Klb, also known as β -Klotho, is a co-receptor for fibroblast growth factor 15/19 (FGF15/19) and FGF21 [2]. It is a vital element of the FGF receptor complex, facilitating the binding of FGF19 and FGF21 to the FGFRs on target cells, thus playing a crucial role in FGF-mediated signaling pathways which are involved in multiple biological processes such as metabolism, muscle development, and liver function [4].

In intrauterine growth restriction (IUGR), increased KLB levels in fetal muscle were associated with reduced myogenic capacity, and transfection of muscle progenitor cells with KLB small interfering RNA promoted myogenesis, suggesting KLB mediates impaired muscle development in IUGR [1]. In hepatic lipid metabolism, high-fat diet (HFD)-induced methylation at the Klb promoter down-regulated Klb expression, leading to hepatic steatosis, while liver-specific deletion of Dnmt1 or 3a increased Klb expression and ameliorated HFD-induced hepatic steatosis [2]. Also, in the context of ketogenic diet (KD), impairing liver FGF21-KLB signaling via KLB knockdown diminished the beneficial effects of KD on hepatic steatosis, insulin resistance, and lipid metabolism regulation [3].

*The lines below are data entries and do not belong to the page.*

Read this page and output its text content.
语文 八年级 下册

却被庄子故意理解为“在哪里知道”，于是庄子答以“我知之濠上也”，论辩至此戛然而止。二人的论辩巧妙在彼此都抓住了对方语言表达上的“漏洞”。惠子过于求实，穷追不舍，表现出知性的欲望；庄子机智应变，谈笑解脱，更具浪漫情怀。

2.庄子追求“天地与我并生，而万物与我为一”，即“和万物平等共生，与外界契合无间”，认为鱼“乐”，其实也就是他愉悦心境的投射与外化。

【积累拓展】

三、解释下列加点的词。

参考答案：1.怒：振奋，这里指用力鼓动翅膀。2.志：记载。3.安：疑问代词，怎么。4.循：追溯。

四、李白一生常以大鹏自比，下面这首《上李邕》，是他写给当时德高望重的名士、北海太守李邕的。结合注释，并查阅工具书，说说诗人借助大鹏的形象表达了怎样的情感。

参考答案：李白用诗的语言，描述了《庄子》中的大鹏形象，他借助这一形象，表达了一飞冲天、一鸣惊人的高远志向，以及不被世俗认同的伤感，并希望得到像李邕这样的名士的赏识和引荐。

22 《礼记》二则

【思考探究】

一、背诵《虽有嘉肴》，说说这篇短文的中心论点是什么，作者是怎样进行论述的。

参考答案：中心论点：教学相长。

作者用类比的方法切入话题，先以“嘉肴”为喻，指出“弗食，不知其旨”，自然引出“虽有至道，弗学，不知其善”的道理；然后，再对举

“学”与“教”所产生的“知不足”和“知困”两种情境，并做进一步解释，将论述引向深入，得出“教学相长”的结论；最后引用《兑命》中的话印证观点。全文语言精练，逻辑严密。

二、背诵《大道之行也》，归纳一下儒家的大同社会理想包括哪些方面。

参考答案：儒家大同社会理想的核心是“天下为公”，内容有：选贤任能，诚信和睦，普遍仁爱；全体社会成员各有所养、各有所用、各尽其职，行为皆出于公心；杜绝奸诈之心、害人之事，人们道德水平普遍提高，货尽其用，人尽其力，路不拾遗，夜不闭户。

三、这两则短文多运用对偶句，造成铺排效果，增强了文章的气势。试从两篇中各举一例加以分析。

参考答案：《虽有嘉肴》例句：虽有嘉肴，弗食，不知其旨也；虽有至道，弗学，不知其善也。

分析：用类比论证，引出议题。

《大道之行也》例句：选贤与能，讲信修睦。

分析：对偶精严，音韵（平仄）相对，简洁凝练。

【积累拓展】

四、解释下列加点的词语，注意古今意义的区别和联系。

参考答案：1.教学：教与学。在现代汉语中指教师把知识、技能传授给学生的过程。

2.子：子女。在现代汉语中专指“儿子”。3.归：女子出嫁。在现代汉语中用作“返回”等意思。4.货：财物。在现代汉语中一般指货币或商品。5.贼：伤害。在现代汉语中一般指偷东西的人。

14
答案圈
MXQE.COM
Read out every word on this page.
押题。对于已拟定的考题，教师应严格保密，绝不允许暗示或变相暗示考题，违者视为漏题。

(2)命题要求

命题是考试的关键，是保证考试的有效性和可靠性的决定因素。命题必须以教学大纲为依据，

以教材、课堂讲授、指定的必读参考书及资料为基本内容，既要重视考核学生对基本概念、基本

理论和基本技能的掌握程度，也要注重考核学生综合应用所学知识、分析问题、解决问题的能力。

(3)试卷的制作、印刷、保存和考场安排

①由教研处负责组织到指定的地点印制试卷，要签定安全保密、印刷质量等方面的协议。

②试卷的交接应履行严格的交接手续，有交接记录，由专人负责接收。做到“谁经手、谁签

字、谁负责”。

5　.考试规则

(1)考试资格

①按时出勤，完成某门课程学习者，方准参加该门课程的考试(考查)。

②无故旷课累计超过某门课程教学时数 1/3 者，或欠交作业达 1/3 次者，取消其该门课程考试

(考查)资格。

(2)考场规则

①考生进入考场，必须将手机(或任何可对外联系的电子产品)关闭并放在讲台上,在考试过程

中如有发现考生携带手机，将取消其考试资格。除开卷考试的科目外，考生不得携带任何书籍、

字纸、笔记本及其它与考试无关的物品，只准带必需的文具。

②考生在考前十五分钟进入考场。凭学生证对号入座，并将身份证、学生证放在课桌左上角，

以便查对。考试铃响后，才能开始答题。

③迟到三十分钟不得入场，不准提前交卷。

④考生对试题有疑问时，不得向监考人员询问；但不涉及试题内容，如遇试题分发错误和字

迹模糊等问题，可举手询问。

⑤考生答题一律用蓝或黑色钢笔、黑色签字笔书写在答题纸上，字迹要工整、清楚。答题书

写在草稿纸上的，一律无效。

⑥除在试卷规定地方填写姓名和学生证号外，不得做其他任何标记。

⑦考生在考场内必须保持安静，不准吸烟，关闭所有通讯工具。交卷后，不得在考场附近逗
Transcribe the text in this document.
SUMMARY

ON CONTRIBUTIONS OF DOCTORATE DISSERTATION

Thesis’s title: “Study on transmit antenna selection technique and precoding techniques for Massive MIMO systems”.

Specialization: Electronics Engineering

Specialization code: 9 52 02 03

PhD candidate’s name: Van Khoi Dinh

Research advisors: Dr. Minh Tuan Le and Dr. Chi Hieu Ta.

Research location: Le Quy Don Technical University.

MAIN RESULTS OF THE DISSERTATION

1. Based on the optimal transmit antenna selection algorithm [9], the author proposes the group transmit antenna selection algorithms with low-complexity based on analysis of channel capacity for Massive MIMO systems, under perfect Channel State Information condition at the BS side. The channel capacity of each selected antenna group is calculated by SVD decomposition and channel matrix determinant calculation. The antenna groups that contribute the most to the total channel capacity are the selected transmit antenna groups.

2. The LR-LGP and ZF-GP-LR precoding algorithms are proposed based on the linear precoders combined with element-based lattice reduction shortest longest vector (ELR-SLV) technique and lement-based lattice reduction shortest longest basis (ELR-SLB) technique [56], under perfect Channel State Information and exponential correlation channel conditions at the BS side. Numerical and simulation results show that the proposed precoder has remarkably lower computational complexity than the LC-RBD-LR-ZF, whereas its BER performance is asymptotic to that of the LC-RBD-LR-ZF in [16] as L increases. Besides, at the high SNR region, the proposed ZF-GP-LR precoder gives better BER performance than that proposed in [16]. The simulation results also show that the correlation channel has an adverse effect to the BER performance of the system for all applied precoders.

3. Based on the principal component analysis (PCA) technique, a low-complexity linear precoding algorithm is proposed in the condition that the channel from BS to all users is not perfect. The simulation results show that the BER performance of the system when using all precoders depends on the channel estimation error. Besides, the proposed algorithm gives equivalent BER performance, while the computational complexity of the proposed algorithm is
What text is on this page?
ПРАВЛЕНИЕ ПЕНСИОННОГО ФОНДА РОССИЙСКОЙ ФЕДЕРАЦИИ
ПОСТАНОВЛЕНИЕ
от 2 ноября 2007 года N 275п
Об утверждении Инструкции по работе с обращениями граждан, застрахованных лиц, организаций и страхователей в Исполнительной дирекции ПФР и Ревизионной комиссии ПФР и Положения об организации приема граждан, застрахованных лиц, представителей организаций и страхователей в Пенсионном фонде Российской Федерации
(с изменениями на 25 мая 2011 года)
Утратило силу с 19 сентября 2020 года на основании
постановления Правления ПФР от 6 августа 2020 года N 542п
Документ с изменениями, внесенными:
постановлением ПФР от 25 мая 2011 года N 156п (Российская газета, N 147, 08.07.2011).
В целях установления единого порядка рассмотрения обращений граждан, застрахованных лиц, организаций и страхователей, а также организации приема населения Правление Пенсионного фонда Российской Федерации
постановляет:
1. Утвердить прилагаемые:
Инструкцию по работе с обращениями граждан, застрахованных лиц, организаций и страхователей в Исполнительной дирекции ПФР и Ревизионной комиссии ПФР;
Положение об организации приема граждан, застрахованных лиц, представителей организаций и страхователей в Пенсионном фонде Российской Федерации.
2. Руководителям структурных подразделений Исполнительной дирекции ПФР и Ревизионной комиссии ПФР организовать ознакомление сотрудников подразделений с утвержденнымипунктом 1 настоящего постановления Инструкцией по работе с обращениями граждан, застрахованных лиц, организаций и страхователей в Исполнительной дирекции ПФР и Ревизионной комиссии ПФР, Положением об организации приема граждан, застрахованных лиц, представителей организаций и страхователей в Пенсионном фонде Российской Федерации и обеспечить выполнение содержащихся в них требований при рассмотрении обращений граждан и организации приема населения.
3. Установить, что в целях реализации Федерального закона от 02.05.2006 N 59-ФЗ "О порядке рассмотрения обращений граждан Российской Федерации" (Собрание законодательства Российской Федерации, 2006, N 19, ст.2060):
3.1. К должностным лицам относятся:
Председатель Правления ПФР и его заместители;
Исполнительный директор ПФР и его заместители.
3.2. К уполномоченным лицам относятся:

In conclusion, Klb is essential in multiple biological processes. Its role in muscle development in IUGR, hepatic lipid metabolism, and the beneficial effects of KD on metabolic disorders has been revealed through various genetic manipulation models. Understanding Klb function provides insights into the pathogenesis of IUGR, fatty liver diseases, and metabolic disorders, potentially guiding the development of new therapeutic strategies for these conditions.